Wenger insists he will meet fire with fire

So Wenger will have to find another way, some compromise between the Sarri press and the parked bus. And he can take some encouragement from the fact that he was, in fact, the last manager to beat City. Arsenal won the FA Cup semi-final at Wembley on 23 April, nicking an open, scrappy and surprisingly low-quality game in extra time. That was a very different City team: they had Claudio Bravo, Gael Clichy and Jesus Navas. And yet as an example to work from it is as good as it going to get for Arsenal.

“We tried to defend well, and not hide every time we had the ball because we went forward,” Wenger said.

“We had a balanced team as well, a team that could defend and one which was quick going forward every time we had the ball. We took over as well in the second half and it was decided after extra time. We had a good focus.”

Alexis was desperate to leave for City last summer 

Energy, attacking threat and focus, then, are the three items on the Wenger checklist. And while Alexis Sanchez will provide buckets of the first two, can he be trusted to deliver the third?

Sanchez, as is well known, was desperate to move to Manchester City at the end of the summer transfer window. Arsenal had said all summer they would not sell him to City on principle, only for them to open to the door to doing so, before having to close it again when they failed to land Thomas Lemar. That day left Sanchez in limbo and now he is playing out the final months of his contract before his inevitable departure.

City could well come back in for Sanchez in January, knowing he would cost far less than £60million when he is just months away from being a free agent. But whatever happens down the line, Wenger’s faith in Sanchez’s self-motivation and drive has never diminished. As long as he is on a football pitch, he wants to win, no matter who he is playing for or against.

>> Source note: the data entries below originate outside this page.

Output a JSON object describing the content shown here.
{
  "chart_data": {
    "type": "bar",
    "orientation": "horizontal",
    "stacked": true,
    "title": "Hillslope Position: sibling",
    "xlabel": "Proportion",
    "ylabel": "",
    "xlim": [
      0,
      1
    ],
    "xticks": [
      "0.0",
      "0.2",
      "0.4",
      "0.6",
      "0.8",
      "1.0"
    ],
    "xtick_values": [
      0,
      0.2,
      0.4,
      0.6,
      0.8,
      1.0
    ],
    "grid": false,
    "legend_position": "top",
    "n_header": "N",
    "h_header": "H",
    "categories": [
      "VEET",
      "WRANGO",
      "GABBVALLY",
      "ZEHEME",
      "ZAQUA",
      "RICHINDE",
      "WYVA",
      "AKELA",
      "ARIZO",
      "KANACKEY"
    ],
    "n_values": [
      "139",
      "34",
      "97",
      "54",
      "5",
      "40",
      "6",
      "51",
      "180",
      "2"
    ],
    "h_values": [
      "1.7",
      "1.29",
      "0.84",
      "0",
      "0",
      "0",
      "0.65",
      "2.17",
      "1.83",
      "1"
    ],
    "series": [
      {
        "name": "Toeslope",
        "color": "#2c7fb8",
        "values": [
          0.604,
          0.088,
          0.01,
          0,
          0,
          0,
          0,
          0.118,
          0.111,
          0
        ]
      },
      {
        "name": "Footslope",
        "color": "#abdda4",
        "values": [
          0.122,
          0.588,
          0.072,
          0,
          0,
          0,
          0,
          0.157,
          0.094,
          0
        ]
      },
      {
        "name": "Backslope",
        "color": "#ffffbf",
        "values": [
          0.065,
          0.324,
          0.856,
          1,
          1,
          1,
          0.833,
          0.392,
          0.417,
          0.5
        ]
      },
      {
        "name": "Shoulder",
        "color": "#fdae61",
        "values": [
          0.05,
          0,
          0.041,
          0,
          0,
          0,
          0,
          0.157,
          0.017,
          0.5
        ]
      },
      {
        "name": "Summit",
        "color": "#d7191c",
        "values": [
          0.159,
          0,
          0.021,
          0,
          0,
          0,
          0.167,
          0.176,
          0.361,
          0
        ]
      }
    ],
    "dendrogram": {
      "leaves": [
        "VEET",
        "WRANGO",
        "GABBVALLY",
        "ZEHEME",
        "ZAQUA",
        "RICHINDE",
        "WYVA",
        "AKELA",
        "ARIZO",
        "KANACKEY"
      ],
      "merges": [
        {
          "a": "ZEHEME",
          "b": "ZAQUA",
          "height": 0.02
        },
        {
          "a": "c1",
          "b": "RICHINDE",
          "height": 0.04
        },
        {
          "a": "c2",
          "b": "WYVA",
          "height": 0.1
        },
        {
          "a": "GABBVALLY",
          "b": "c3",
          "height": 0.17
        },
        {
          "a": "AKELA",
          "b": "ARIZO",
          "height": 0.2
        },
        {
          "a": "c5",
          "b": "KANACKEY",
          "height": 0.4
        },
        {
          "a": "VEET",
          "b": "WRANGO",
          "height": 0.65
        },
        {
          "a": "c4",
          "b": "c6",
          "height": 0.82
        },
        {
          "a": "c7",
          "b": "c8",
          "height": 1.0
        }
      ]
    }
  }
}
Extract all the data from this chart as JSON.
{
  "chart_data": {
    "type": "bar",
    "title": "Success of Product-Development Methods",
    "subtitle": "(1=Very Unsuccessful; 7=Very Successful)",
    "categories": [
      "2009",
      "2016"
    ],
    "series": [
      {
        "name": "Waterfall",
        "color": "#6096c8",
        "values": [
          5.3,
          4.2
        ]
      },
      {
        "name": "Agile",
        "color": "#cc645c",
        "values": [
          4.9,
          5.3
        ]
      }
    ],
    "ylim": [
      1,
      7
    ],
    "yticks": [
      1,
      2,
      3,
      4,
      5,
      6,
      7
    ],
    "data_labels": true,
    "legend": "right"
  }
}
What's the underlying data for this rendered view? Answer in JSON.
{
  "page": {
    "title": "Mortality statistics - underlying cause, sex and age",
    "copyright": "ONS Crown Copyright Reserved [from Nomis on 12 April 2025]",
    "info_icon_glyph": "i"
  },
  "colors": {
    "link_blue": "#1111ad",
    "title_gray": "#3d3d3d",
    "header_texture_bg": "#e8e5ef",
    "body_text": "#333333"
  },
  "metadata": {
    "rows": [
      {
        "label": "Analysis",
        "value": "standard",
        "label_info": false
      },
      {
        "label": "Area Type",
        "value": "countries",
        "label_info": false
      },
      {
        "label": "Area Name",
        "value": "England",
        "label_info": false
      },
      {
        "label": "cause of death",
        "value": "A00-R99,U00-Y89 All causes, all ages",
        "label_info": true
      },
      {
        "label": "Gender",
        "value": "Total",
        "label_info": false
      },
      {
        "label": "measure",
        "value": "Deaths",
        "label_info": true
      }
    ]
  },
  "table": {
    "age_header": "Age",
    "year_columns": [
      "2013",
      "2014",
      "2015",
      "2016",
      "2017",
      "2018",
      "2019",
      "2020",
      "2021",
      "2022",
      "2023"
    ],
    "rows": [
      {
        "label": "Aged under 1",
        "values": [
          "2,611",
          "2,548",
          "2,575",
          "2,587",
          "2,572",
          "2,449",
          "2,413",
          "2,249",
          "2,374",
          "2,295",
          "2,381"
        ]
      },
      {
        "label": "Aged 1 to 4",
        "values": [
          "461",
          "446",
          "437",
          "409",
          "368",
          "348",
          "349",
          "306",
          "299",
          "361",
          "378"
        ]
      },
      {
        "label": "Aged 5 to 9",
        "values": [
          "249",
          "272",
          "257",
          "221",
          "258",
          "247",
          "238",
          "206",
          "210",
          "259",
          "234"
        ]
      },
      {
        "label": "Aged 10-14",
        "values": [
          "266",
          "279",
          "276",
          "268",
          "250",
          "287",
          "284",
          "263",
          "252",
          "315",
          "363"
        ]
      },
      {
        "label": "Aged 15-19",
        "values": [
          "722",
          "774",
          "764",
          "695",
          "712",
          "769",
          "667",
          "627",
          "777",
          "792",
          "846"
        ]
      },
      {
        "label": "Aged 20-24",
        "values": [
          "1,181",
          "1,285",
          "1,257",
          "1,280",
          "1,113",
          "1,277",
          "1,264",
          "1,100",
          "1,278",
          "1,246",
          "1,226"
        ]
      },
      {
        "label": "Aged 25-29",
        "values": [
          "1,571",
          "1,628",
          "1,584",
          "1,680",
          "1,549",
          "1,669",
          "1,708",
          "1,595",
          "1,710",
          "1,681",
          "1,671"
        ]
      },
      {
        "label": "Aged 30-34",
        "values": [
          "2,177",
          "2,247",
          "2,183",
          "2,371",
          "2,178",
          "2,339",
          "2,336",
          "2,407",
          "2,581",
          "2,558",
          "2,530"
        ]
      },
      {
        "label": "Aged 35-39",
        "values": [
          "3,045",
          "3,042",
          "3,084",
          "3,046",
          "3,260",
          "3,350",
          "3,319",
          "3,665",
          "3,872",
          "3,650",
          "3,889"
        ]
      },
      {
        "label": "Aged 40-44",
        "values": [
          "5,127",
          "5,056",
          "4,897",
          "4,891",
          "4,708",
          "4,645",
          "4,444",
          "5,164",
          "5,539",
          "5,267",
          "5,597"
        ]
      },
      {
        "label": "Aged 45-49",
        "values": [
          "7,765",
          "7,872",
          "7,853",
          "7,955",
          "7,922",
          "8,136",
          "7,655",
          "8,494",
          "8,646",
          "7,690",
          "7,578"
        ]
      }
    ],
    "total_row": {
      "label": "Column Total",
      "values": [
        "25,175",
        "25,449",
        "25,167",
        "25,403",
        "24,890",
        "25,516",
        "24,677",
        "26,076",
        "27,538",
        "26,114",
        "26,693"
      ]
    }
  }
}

“I expect him to be motivated but that is always the case,” Wenger said. “One thing you cannot fault in Alexis Sanchez is his motivation. This guy, when he plays for Chile he plays with passion that is in South America. Same for Barcelona and Arsenal. He is happy when he is on the pitch and that is all he wants.”

Wenger no longer pretends that he thinks Sanchez will sign a new deal although he did deny Sanchez will be sold in the winter window. Arsenal still need him, in Wenger’s mind, more than City do.

But this Sunday Sanchez will be tasked with putting all that to one side and trying to deliver a result no one else thinks is possible.